NPM 008-2006

Requesting Entity: Cebu Rose Motors

Issues Concern: Requirement for a Commitment from a Licensed Bank and Submission of Bids for Two Suppliers



1. Whether a bidder may use its foreign supplier's bank certificate issued by a foreign country for purposes of complying with the requirement for a commitment from a licensed bank to extend to the bidder a credit line if awarded the contract to be bid.

We wish to clarify at the outset that distributors, sole or otherwise, are considered separate and distinct from its suppliers. Their compliance with the legal, technical, and financial requirements is evaluated based on their own qualifications, and not founded on the qualifications of their suppliers. Thus, unless they are participating as a Joint Venture entity, no document or qualification of one entity will be considered in favor of the other.

We highlight Item 7, Section 25.3 of the Implementing Rules and Regulations Part A (IRR-A) of Republic Act 9184 (R.A. 9184), which requires as part of the Technical Documents a "commitment from a licensed bank to extend to the bidder a credit line if awarded the contract to be bid." Undeniably couched in very clear and unambiguous language, a simple construction would immediately reveal the application of this provision. Concomitantly, for purposes of compliance, the commitment by a licensed bank should have been issued in favor of the bidder and not its supplier.

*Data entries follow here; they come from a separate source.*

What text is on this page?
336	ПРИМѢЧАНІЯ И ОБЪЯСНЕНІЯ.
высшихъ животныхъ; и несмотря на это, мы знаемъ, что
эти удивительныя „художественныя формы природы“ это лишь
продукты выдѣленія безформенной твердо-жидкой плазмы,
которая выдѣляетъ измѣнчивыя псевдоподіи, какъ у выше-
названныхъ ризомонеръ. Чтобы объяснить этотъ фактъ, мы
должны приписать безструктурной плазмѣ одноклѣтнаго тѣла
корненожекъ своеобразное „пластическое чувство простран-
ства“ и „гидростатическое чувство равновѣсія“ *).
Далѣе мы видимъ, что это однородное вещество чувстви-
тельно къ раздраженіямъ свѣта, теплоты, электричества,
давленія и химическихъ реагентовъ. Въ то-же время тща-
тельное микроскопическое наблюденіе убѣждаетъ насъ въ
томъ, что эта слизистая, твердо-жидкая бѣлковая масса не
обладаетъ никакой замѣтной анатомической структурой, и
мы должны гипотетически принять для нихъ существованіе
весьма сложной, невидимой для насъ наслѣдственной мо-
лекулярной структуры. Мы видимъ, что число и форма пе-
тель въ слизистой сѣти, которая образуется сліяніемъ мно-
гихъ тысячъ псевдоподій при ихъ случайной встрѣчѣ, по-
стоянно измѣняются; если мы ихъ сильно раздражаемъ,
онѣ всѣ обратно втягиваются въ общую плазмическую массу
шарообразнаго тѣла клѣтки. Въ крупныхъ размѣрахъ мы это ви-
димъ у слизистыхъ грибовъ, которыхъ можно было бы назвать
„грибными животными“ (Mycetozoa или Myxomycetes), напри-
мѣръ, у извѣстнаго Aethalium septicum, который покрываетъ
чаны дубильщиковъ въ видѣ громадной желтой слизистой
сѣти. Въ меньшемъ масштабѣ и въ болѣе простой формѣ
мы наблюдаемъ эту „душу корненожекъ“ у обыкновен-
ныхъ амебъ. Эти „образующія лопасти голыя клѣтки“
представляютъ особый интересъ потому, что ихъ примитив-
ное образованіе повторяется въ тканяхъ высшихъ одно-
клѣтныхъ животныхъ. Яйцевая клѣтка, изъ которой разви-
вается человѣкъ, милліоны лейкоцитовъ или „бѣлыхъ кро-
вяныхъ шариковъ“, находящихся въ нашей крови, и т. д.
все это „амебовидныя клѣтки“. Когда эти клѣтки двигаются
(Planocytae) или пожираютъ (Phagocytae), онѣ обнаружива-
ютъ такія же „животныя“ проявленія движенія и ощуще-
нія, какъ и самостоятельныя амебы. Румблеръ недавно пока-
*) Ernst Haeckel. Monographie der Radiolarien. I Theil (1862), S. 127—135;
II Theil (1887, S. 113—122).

2. Whether an entity may submit bids for two (2) different foreign suppliers.

One of the governing principles on Government Procurement enunciated in R.A. 9184 is competitiveness. The competition contemplated herein is actual, inherent and is not feigned or superficial. For this reason, the IRR-A under Section 65.2(4) thereof prohibits a bidder, by himself or in connivance with others, from employing schemes which tend to restrain the competitive rivalry of the parties or operates to stifle or suppress competition and thus result to a disadvantage to the public.

A scheme which tends to restrain the natural rivalry of parties is best exemplified exactly by the situation being raised for clarification - when one entity submits two (2) separate bids, on its own or for another's instance. Thus, despite the fact that your company is the sole distributor for two (2) different suppliers, you cannot submit two (2) separate bids in a procurement activity, representing both your supplier, or one (1) of them or representing and allowing another entity to bid for your other supplier to secure to yourselves a sure win or award.